In early stages of development, it appears as a radiolucent lesion. In later stages it develops calcifications with a mixed radiolucent – radiopaque appearance. The radiopacity can be seen as flecks of salt and pepper, fluffy cloudy pattern or crescent – shaped pattern.3

Radiographic differentials of CCOT in early stages include odontogenic keratocyst, ameloblastoma and dentigerous cyst. In later stages adenomatoid odontogenic tumor, partially mineralized odontome, calcifying epithelial odontogenic tumor, ameloblastic fibro-odontoma should be considered in the radiographic differential diagnosis.

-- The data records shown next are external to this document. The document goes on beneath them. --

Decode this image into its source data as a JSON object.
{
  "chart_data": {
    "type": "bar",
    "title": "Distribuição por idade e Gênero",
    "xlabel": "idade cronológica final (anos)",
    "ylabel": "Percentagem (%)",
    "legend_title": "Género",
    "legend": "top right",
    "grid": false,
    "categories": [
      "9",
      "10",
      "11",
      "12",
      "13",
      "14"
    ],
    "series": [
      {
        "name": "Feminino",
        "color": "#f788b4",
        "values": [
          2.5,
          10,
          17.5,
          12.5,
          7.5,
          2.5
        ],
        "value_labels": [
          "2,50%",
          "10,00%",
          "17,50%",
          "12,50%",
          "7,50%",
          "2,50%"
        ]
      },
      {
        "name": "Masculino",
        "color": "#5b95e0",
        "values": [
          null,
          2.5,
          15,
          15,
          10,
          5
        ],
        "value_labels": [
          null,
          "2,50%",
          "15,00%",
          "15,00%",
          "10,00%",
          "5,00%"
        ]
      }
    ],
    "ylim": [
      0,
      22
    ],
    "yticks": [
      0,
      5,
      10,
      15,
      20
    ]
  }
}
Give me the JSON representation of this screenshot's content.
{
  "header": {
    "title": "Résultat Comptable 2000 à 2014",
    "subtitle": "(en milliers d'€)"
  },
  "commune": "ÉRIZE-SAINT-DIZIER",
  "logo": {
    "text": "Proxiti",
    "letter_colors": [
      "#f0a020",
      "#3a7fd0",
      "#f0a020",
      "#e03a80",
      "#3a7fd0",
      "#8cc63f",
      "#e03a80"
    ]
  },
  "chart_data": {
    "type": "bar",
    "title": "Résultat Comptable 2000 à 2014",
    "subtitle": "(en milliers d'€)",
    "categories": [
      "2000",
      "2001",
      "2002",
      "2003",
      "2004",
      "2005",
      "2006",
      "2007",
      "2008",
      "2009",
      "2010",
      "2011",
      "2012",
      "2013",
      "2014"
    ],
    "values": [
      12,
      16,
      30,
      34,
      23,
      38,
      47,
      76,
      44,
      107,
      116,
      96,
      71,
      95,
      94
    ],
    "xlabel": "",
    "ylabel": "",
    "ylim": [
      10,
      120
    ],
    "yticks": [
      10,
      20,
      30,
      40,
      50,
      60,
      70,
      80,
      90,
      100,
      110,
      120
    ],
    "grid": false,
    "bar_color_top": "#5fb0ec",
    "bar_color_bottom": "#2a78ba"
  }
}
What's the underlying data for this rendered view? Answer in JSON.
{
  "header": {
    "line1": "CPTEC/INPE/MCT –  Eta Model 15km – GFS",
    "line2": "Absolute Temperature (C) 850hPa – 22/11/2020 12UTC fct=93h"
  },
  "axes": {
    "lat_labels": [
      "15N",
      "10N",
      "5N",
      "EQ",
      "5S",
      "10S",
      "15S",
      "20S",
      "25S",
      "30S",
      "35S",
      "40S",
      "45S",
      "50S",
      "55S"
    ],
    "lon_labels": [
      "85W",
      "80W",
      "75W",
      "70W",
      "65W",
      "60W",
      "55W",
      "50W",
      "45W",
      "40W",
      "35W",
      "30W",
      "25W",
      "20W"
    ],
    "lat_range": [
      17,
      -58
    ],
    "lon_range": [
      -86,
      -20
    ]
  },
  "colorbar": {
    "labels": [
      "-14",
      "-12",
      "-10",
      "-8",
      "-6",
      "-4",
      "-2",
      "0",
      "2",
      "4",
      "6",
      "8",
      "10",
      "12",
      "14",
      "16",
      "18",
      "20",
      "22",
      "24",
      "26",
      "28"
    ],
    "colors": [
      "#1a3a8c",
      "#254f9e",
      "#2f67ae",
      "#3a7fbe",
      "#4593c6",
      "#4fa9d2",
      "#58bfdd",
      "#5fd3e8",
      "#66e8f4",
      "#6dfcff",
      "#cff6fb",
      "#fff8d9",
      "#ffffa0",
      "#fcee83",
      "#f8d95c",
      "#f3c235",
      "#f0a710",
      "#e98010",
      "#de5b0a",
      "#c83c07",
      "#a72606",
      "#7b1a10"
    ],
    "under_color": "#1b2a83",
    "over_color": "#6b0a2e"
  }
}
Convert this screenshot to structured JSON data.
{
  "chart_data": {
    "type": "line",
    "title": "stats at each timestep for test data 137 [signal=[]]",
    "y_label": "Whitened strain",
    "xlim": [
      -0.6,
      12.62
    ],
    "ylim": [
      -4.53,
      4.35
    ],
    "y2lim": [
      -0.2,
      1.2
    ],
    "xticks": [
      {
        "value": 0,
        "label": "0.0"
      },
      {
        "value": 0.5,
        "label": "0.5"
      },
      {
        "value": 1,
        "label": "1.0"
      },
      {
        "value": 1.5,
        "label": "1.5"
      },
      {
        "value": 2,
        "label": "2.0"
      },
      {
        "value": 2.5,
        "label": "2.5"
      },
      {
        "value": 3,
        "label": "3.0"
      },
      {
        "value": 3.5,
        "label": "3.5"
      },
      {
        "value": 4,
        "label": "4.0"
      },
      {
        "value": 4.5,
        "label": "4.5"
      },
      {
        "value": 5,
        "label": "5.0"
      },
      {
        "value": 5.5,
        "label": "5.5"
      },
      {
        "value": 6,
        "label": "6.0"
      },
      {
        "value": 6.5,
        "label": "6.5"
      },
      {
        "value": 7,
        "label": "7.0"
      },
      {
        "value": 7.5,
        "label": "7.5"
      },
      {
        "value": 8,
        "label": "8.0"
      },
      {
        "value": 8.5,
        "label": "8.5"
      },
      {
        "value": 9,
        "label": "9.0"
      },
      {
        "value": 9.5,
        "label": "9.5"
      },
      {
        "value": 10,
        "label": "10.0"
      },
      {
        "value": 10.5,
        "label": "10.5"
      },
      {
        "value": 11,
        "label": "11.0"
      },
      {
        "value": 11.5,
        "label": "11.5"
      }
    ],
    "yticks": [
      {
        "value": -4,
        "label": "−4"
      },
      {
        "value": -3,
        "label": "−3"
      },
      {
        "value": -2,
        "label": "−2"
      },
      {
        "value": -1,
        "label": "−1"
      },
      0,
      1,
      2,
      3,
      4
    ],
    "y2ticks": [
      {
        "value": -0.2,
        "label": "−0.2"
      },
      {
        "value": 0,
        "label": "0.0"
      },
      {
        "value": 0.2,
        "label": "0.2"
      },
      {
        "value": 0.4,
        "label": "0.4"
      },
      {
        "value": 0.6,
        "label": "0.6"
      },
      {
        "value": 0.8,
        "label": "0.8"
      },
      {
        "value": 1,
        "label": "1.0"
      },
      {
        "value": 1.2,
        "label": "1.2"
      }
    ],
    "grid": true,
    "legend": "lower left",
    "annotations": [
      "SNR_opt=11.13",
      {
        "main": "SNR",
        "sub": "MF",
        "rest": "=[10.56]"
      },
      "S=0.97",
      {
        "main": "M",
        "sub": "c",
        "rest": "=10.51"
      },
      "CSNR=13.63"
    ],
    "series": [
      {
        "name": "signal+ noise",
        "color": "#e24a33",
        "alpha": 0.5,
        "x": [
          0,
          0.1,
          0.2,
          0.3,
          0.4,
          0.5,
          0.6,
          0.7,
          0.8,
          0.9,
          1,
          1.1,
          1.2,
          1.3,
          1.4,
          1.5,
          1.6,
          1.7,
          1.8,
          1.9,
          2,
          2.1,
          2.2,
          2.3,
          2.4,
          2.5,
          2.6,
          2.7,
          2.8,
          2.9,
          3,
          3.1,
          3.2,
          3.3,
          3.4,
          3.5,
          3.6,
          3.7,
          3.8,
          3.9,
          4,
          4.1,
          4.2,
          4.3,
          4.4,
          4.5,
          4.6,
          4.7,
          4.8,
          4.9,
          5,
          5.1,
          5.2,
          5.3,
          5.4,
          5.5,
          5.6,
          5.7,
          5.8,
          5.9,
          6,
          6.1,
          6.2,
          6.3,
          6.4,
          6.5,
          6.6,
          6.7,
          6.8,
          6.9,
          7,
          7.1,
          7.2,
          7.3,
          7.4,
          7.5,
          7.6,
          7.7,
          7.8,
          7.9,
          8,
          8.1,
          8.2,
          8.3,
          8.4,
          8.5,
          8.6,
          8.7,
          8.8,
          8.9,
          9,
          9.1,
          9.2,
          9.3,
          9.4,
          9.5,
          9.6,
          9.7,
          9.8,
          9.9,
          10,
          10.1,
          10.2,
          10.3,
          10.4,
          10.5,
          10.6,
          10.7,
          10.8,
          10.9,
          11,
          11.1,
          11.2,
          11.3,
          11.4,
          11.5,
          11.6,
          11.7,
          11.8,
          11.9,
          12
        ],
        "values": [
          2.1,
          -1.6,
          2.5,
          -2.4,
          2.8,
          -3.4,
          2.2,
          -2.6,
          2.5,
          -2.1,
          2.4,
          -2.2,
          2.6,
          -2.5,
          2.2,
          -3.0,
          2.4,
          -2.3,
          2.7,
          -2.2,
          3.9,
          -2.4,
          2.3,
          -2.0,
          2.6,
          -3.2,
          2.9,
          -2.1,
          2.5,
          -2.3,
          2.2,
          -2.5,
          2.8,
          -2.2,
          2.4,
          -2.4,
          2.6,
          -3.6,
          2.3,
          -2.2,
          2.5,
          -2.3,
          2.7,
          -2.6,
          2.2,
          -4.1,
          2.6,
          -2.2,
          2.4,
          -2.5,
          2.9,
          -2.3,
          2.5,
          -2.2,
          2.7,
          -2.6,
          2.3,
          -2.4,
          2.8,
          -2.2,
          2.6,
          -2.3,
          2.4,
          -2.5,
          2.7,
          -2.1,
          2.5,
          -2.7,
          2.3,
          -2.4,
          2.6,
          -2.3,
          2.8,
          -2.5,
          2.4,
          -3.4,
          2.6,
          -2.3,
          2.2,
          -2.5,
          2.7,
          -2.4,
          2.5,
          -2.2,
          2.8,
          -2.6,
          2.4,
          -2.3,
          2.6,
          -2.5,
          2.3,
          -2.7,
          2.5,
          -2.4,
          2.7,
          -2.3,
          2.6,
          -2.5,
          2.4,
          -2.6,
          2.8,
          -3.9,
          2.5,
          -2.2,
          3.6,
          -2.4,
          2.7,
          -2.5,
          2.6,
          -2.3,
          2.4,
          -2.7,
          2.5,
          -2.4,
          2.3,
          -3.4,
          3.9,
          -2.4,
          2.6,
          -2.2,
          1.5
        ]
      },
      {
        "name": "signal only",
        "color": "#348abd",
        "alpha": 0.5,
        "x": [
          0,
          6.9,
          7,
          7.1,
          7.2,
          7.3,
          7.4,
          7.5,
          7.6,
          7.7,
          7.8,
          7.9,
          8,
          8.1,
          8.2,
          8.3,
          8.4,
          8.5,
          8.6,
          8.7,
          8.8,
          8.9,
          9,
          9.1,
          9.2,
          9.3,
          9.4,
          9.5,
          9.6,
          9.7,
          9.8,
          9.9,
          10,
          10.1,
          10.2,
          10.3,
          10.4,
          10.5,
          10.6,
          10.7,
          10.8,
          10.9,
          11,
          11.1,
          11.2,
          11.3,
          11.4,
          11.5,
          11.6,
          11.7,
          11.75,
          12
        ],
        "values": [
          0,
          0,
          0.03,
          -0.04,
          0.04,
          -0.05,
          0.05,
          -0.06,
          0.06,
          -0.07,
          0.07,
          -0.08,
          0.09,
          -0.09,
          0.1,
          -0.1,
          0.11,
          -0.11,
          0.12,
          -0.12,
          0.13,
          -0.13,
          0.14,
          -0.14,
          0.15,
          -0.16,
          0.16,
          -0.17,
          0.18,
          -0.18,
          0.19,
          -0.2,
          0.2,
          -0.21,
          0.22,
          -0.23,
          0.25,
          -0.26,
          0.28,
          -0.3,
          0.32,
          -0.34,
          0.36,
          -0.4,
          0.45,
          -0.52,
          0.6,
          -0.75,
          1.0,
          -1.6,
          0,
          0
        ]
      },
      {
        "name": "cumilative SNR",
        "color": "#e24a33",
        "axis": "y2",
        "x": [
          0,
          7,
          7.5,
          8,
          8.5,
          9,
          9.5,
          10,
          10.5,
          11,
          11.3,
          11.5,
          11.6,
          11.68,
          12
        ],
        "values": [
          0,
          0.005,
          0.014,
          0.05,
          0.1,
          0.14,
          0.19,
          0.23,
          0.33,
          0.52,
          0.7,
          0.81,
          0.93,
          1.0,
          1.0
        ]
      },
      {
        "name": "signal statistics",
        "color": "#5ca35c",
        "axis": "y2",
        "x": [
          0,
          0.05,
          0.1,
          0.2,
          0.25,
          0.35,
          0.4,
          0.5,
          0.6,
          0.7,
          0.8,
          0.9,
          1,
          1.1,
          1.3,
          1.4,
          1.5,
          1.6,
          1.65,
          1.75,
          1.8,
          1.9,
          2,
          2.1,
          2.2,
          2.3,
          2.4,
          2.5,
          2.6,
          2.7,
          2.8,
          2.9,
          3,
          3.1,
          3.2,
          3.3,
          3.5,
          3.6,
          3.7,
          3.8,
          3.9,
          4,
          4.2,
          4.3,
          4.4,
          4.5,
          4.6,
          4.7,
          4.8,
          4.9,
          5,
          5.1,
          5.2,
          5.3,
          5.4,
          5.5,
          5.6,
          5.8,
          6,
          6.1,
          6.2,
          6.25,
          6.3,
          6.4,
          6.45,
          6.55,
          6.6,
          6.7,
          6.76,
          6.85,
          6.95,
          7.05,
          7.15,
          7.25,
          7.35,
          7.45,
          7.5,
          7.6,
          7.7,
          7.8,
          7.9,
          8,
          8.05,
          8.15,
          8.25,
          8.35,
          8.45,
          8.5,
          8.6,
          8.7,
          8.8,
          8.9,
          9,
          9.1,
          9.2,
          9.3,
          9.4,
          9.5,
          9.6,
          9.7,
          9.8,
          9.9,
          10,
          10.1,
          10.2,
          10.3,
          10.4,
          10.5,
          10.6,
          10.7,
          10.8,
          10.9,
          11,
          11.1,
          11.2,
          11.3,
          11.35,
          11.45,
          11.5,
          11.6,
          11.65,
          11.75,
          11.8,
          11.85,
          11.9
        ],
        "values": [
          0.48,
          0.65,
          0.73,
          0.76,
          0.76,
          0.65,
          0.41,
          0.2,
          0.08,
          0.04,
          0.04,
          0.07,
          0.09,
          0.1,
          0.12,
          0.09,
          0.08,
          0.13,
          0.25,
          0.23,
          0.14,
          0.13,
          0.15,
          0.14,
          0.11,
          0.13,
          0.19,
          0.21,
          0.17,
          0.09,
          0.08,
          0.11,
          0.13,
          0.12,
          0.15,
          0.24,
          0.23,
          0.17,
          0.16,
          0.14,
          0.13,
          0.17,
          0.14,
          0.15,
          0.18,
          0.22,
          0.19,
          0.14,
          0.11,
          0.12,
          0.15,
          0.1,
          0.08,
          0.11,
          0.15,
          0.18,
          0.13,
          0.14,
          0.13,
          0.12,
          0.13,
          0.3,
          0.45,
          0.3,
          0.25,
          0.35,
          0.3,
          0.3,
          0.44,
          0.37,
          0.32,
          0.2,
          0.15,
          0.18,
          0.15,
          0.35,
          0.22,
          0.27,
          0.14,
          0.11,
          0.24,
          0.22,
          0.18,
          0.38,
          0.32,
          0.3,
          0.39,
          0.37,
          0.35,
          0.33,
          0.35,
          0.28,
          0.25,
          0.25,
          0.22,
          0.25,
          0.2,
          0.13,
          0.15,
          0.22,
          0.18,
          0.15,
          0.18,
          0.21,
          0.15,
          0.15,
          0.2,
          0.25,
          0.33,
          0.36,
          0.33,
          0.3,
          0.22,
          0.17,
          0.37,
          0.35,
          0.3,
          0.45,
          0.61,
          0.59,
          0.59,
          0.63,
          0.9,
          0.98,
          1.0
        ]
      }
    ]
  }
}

Extraosseous CCOTs may show saucerization and sometimes displacement of adjacent teeth.1

Histopathological features

The lesion shows characteristic histopathological features. The cyst lining shows proliferation and may resembles ameloblastoma, columnar cells over which are stellate and spindled shaped cells are present similar to stellate reticulum. Some cells undergo ghost cell keratinization. It may be associated with odontoma. The presence of ghost cells within proliferative odontogenic epithelium is the essential characteristic for the diagnosis.

Treatment

The prognosis of CCOT is good, only few cases of recurrence have been reported after simple enucleation. When CCOT is associated with some other recognized odontogenic tumor, the treatment and prognosis are likely to be same as the associated tumor. In our review two cases of transformation into ghost cell odontogenic carcinoma have been reported following surgical enucleation (Table 1).